Não propriamente! A crise, a famosa crise, fez e continua a fazer estragos, e por isso a revista Kuš! e o Latvian Center for Contemporary Art, entre 12 e 19 de Setembro, em Riga, criaram no âmbito do projecto Survival Kit, a maior pequena exposição de ilustração e banda desenhada com participantes de toda a parte do mundo – de Hong Kong à Finlândia, de Portugal aos EUA, do Líbano à Estónia – e que cabe em sete caixas de fósforos. Com nomes conhecidos como os do polémico Mike Diana, passando pelos famosos Jeffrey Brown, Roberta Gregory e Tom Gauld ou ainda pelo reconhecido japonês Daisuke Ichiba, a Associação Chili Com Carne tinha de trazer esta mostra para Lisboa!!!

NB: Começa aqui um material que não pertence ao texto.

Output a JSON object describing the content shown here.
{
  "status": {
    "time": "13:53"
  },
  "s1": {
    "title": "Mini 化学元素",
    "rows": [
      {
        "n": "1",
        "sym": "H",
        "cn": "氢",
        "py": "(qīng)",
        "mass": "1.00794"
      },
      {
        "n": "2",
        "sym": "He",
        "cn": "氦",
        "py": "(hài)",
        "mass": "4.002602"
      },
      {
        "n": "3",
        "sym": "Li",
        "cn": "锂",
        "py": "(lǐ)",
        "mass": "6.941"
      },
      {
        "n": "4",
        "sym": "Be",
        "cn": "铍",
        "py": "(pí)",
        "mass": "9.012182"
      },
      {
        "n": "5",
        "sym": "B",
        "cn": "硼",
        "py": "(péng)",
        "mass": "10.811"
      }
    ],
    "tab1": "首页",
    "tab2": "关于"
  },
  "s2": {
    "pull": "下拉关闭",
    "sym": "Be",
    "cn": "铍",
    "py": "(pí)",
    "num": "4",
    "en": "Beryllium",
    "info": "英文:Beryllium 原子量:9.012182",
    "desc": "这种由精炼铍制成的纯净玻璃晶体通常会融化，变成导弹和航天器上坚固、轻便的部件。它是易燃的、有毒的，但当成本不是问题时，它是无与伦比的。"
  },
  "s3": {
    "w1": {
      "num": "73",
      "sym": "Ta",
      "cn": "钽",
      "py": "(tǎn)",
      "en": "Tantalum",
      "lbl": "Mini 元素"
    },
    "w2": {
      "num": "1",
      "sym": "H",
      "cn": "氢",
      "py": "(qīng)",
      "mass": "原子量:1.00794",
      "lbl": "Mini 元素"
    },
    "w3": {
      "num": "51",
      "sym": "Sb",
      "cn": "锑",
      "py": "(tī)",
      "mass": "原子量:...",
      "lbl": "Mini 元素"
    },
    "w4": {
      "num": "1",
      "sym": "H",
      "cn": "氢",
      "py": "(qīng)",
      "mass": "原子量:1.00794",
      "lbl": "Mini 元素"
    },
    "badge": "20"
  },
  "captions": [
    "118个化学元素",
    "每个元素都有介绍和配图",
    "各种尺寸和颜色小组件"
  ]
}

E é o que acontece entre 16 de Janeiro e 8 de Fevereiro no novo espaço de Arte Urbana lisboeta, a Artside, que inaugura as suas paredes com 200 fósforos a segurarem 200 trabalhos minúsculos e minuciosos com um porto de honra às 16h30, gentilmente cedido pela Embaixada da Letónia, sendo o evento aberto com a presença do Sr. Embaixador Artis Bertulis.
E no meio deste frenesim visual ainda aproveitamos para lançar a antologia MASSIVE, que reúne ilustração de vários autores espalhados pela Europa e Américas, muitos deles coincidentes na exposição como Ilan Manouach ou André Lemos. São cerca de 100 páginas em papéis coloridos editados pela Chili Com Carne em colaboração com o colectivo Hülülülü. Espera-se a presença de todos os autores nacionais que participaram nesta orgia de desenho.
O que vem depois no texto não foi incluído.